Filed under DevOps, Programming, Sysadmin, UNIX/Linux, Visualization

  • http://cjs226.myopenid.com/ Clif Smith

    Great job!

  • scott

    hey man, cool post. two things:

    1. You said you didn’t want to have to install another package, but …you installed another script? Don’t see much difference.
    2. You can submit “pull requests” to graphite without joining graphite-dev. In bazaar it works a bit differently – you just branch the repo and open a ticket requesting a merge.

  • http://twitter.com/RanjibDey Ranjib Dey

    great post. I’ll be employing this strategy to gather request/response time from apache proxy logs.
    thanks a ton

  • http://www.kickflop.net/ Jeff Blaine

    Scott, I said  “I like using, when possible, what is widely available instead of distributing new package or library dependencies to all nodes in our infrastructure.”

    Where did I install a new script on all of our nodes?

  • http://www.kickflop.net/ Jeff Blaine

    Thanks for the bzr info.

  • http://www.kickflop.net/ Jeff Blaine

    Oof! I mistakenly attributed Graphite to Etsy in the original version of this post.

    Orbitz developed Graphite and released it, not Etsy.

    I have updated the post.

  • http://twitter.com/ndietsch ndietsch

    That is a really interesting implementation and could prove very useful for people who already have syslog punching through firewalls. 

  • Mark Crossfield

    We’ve been using logster and Graphite for around nine months now and over the weekend I had a similar idea to you, which I’ve implemented independently. I’m kicking myself for not thinking of it sooner as I’ve been frustrated by having to show a number of people how to write Python parsers :)

    Anyway, I’m keen to contribute what I’ve done back to the project, but I wanted to bounce it off you first. I’ve done something similar to allow arbitrary counter metrics to be incremented, but also (in the same vein as StatsD) to allow times/durations to be recorded. The difference with the durations is that the median and 90th percentile are calculated and pushed into Graphite rather than the total. I’ve written a stats helper to calculate these as I didn’t want to introduce a dependency on an external Python package (and it’s not my first language).

    My intended producer of these logs is Log4J like logs, so the syntax of my log statements has differed.

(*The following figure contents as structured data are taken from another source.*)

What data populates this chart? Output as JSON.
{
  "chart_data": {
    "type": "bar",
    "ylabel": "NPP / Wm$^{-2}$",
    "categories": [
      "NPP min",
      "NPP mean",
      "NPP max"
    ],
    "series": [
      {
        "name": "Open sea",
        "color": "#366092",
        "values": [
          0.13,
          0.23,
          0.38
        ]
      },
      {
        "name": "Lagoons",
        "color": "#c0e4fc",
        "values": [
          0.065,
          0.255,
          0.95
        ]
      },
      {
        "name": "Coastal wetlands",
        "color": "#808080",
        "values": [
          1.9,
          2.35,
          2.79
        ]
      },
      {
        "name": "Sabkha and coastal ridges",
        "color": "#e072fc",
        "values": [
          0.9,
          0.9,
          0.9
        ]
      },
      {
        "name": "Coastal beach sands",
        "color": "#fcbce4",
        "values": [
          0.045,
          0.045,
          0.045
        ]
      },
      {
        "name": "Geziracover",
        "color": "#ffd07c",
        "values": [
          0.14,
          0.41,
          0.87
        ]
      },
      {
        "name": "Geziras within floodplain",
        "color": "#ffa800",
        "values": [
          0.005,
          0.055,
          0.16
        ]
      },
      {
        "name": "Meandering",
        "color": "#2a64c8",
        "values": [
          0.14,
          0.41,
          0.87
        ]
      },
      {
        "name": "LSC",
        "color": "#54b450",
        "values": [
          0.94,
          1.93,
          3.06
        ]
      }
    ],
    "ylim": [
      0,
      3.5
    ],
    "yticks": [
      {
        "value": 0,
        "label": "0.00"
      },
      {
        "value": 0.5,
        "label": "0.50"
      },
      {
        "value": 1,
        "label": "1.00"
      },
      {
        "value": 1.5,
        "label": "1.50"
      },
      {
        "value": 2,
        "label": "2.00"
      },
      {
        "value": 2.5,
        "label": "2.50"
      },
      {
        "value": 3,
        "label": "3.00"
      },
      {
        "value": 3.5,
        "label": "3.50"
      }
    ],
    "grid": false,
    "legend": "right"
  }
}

I’m not sure how attached to your syntax you are. What I’m coming to is: should I contribute to your parser or create a whole new one?

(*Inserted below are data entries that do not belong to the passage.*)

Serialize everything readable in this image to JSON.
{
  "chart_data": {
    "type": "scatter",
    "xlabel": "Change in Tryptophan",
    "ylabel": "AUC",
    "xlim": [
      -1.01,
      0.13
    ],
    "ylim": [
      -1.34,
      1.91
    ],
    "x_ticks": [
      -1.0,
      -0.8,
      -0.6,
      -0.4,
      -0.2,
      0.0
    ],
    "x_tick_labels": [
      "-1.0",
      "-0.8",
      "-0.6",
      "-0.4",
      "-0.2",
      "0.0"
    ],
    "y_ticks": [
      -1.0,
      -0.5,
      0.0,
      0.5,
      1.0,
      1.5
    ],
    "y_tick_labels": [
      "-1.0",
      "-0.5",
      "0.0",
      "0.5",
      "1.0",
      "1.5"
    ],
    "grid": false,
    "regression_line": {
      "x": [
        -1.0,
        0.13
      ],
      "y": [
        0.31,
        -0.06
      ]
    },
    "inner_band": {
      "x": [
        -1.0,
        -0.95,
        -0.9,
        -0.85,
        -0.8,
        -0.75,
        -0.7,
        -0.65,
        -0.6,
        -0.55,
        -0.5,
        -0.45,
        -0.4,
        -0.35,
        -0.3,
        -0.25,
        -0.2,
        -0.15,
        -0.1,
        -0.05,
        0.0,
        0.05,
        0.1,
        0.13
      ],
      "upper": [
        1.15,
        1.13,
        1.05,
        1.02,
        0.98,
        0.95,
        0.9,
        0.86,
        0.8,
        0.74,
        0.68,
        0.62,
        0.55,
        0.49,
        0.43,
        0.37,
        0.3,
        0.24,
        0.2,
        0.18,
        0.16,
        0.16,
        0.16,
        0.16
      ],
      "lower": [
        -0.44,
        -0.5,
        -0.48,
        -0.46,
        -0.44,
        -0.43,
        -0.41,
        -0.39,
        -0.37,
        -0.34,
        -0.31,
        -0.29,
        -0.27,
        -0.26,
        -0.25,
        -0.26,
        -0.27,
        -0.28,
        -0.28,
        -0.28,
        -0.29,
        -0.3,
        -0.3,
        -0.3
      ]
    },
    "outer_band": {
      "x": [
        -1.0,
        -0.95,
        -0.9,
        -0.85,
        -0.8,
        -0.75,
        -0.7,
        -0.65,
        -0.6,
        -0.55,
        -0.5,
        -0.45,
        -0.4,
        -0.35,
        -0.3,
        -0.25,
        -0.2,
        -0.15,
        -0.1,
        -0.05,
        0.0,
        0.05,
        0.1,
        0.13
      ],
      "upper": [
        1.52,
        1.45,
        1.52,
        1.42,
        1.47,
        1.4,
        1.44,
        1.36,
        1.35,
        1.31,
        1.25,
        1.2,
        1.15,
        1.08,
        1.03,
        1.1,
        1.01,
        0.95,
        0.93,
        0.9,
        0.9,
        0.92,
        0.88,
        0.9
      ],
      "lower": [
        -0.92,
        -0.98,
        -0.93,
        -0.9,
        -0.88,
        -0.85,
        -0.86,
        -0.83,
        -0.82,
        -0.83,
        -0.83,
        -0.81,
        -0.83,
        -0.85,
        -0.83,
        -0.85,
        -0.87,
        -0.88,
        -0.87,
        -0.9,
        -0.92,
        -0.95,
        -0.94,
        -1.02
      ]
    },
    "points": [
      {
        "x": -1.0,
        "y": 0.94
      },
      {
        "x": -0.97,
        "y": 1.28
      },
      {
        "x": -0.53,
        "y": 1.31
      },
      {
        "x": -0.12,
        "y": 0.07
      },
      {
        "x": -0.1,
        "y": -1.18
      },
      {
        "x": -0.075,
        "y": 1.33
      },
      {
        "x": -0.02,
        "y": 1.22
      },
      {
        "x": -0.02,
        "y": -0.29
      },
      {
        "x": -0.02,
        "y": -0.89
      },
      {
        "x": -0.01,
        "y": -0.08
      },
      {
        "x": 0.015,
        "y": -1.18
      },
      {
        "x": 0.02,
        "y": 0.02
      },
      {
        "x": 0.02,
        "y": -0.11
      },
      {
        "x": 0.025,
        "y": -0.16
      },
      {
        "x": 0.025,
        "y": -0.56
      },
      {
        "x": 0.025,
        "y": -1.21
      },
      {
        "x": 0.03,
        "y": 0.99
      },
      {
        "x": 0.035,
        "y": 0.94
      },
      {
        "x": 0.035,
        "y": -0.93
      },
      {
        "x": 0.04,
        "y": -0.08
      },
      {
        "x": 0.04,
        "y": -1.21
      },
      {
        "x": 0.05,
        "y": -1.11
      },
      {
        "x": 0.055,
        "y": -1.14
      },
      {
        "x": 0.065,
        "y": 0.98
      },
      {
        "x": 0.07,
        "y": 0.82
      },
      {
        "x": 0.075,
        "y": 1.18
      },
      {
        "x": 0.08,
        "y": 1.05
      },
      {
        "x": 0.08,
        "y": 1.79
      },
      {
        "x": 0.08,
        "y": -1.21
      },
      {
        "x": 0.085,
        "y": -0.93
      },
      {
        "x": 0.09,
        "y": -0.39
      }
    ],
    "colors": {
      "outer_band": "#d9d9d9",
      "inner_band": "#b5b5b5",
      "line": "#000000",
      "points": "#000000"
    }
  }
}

  • http://www.kickflop.net/ Jeff Blaine

    Hey Mark, by all means feel free to work with MetricLogster. I am not attached to my particular syntax at all and will gladly adapt to any changes you make there.

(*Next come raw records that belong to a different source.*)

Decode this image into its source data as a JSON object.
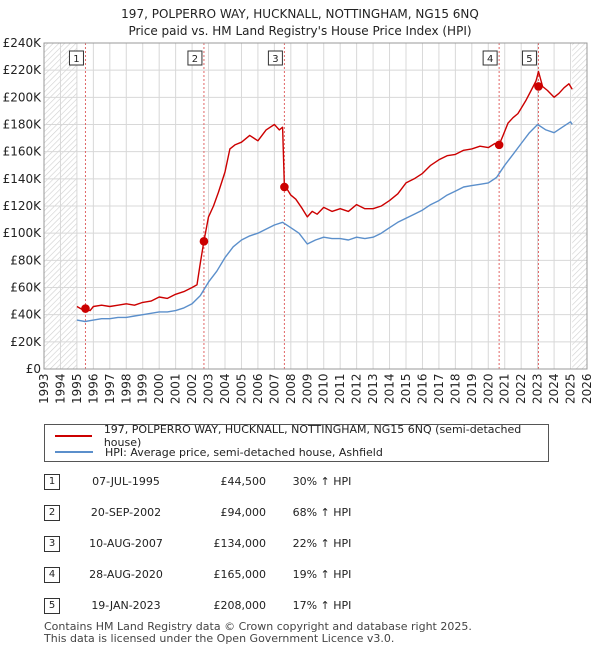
{
  "title_line1": "197, POLPERRO WAY, HUCKNALL, NOTTINGHAM, NG15 6NQ",
  "title_line2": "Price paid vs. HM Land Registry's House Price Index (HPI)",
  "colors": {
    "property": "#cc0000",
    "hpi": "#5b8fcb",
    "grid": "#d8d8d8",
    "band": "#e6e6e6"
  },
  "legend": {
    "property_label": "197, POLPERRO WAY, HUCKNALL, NOTTINGHAM, NG15 6NQ (semi-detached house)",
    "hpi_label": "HPI: Average price, semi-detached house, Ashfield"
  },
  "sales": [
    {
      "num": "1",
      "date": "07-JUL-1995",
      "price": "£44,500",
      "hpi": "30% ↑ HPI"
    },
    {
      "num": "2",
      "date": "20-SEP-2002",
      "price": "£94,000",
      "hpi": "68% ↑ HPI"
    },
    {
      "num": "3",
      "date": "10-AUG-2007",
      "price": "£134,000",
      "hpi": "22% ↑ HPI"
    },
    {
      "num": "4",
      "date": "28-AUG-2020",
      "price": "£165,000",
      "hpi": "19% ↑ HPI"
    },
    {
      "num": "5",
      "date": "19-JAN-2023",
      "price": "£208,000",
      "hpi": "17% ↑ HPI"
    }
  ],
  "footer_line1": "Contains HM Land Registry data © Crown copyright and database right 2025.",
  "footer_line2": "This data is licensed under the Open Government Licence v3.0.",
  "chart_data": {
    "type": "line",
    "title": "197, POLPERRO WAY, HUCKNALL, NOTTINGHAM, NG15 6NQ — Price paid vs. HM Land Registry's House Price Index (HPI)",
    "xlim": [
      1993,
      2026
    ],
    "ylim": [
      0,
      240000
    ],
    "x_ticks": [
      1993,
      1994,
      1995,
      1996,
      1997,
      1998,
      1999,
      2000,
      2001,
      2002,
      2003,
      2004,
      2005,
      2006,
      2007,
      2008,
      2009,
      2010,
      2011,
      2012,
      2013,
      2014,
      2015,
      2016,
      2017,
      2018,
      2019,
      2020,
      2021,
      2022,
      2023,
      2024,
      2025,
      2026
    ],
    "y_ticks": [
      {
        "value": 0,
        "label": "£0"
      },
      {
        "value": 20000,
        "label": "£20K"
      },
      {
        "value": 40000,
        "label": "£40K"
      },
      {
        "value": 60000,
        "label": "£60K"
      },
      {
        "value": 80000,
        "label": "£80K"
      },
      {
        "value": 100000,
        "label": "£100K"
      },
      {
        "value": 120000,
        "label": "£120K"
      },
      {
        "value": 140000,
        "label": "£140K"
      },
      {
        "value": 160000,
        "label": "£160K"
      },
      {
        "value": 180000,
        "label": "£180K"
      },
      {
        "value": 200000,
        "label": "£200K"
      },
      {
        "value": 220000,
        "label": "£220K"
      },
      {
        "value": 240000,
        "label": "£240K"
      }
    ],
    "hatched_ranges": [
      [
        1993,
        1995.0
      ],
      [
        2025.1,
        2026
      ]
    ],
    "grid": true,
    "series": [
      {
        "name": "197, POLPERRO WAY, HUCKNALL, NOTTINGHAM, NG15 6NQ (semi-detached house)",
        "color": "#cc0000",
        "x": [
          1995.0,
          1995.3,
          1995.52,
          1995.8,
          1996.0,
          1996.5,
          1997.0,
          1997.5,
          1998.0,
          1998.5,
          1999.0,
          1999.5,
          2000.0,
          2000.5,
          2001.0,
          2001.5,
          2002.0,
          2002.3,
          2002.5,
          2002.72,
          2003.0,
          2003.3,
          2003.6,
          2004.0,
          2004.3,
          2004.6,
          2005.0,
          2005.5,
          2006.0,
          2006.5,
          2007.0,
          2007.3,
          2007.5,
          2007.61,
          2007.8,
          2008.0,
          2008.3,
          2008.7,
          2009.0,
          2009.3,
          2009.6,
          2010.0,
          2010.5,
          2011.0,
          2011.5,
          2012.0,
          2012.5,
          2013.0,
          2013.5,
          2014.0,
          2014.5,
          2015.0,
          2015.5,
          2016.0,
          2016.5,
          2017.0,
          2017.5,
          2018.0,
          2018.5,
          2019.0,
          2019.5,
          2020.0,
          2020.4,
          2020.66,
          2020.9,
          2021.2,
          2021.5,
          2021.8,
          2022.0,
          2022.3,
          2022.6,
          2022.9,
          2023.05,
          2023.3,
          2023.6,
          2024.0,
          2024.3,
          2024.6,
          2024.9,
          2025.1
        ],
        "values": [
          46000,
          44000,
          44500,
          43000,
          46000,
          47000,
          46000,
          47000,
          48000,
          47000,
          49000,
          50000,
          53000,
          52000,
          55000,
          57000,
          60000,
          62000,
          78000,
          94000,
          112000,
          120000,
          130000,
          145000,
          162000,
          165000,
          167000,
          172000,
          168000,
          176000,
          180000,
          176000,
          178000,
          134000,
          132000,
          128000,
          125000,
          118000,
          112000,
          116000,
          114000,
          119000,
          116000,
          118000,
          116000,
          121000,
          118000,
          118000,
          120000,
          124000,
          129000,
          137000,
          140000,
          144000,
          150000,
          154000,
          157000,
          158000,
          161000,
          162000,
          164000,
          163000,
          166000,
          165000,
          172000,
          181000,
          185000,
          188000,
          192000,
          198000,
          205000,
          212000,
          219000,
          208000,
          205000,
          200000,
          203000,
          207000,
          210000,
          206000
        ]
      },
      {
        "name": "HPI: Average price, semi-detached house, Ashfield",
        "color": "#5b8fcb",
        "x": [
          1995.0,
          1995.5,
          1996.0,
          1996.5,
          1997.0,
          1997.5,
          1998.0,
          1998.5,
          1999.0,
          1999.5,
          2000.0,
          2000.5,
          2001.0,
          2001.5,
          2002.0,
          2002.5,
          2003.0,
          2003.5,
          2004.0,
          2004.5,
          2005.0,
          2005.5,
          2006.0,
          2006.5,
          2007.0,
          2007.5,
          2008.0,
          2008.5,
          2009.0,
          2009.5,
          2010.0,
          2010.5,
          2011.0,
          2011.5,
          2012.0,
          2012.5,
          2013.0,
          2013.5,
          2014.0,
          2014.5,
          2015.0,
          2015.5,
          2016.0,
          2016.5,
          2017.0,
          2017.5,
          2018.0,
          2018.5,
          2019.0,
          2019.5,
          2020.0,
          2020.5,
          2021.0,
          2021.5,
          2022.0,
          2022.5,
          2023.0,
          2023.5,
          2024.0,
          2024.5,
          2025.0,
          2025.1
        ],
        "values": [
          36000,
          35000,
          36000,
          37000,
          37000,
          38000,
          38000,
          39000,
          40000,
          41000,
          42000,
          42000,
          43000,
          45000,
          48000,
          54000,
          64000,
          72000,
          82000,
          90000,
          95000,
          98000,
          100000,
          103000,
          106000,
          108000,
          104000,
          100000,
          92000,
          95000,
          97000,
          96000,
          96000,
          95000,
          97000,
          96000,
          97000,
          100000,
          104000,
          108000,
          111000,
          114000,
          117000,
          121000,
          124000,
          128000,
          131000,
          134000,
          135000,
          136000,
          137000,
          141000,
          150000,
          158000,
          166000,
          174000,
          180000,
          176000,
          174000,
          178000,
          182000,
          180000
        ]
      }
    ],
    "sale_markers": [
      {
        "label": "1",
        "x": 1995.52,
        "value": 44500
      },
      {
        "label": "2",
        "x": 2002.72,
        "value": 94000
      },
      {
        "label": "3",
        "x": 2007.61,
        "value": 134000
      },
      {
        "label": "4",
        "x": 2020.66,
        "value": 165000
      },
      {
        "label": "5",
        "x": 2023.05,
        "value": 208000
      }
    ]
  }
}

  • Pingback: Simply Measure Anything with MetricLogster « markisadeveloper()

  • http://jpmens.net Jan-Piet Mens

    Excellent idea, Jeff!

    syslog-ng (which I’ve previously detested, but I think I have to revise my opion of) can output to arbitrary UDP ports. Coupled with output templates and a bit of filtering, may actually be able to do away with Logster, at least as far as moving data to Graphite is concerned.

    The environment I’m currently working in uses syslog-ng so I might even try this shortly.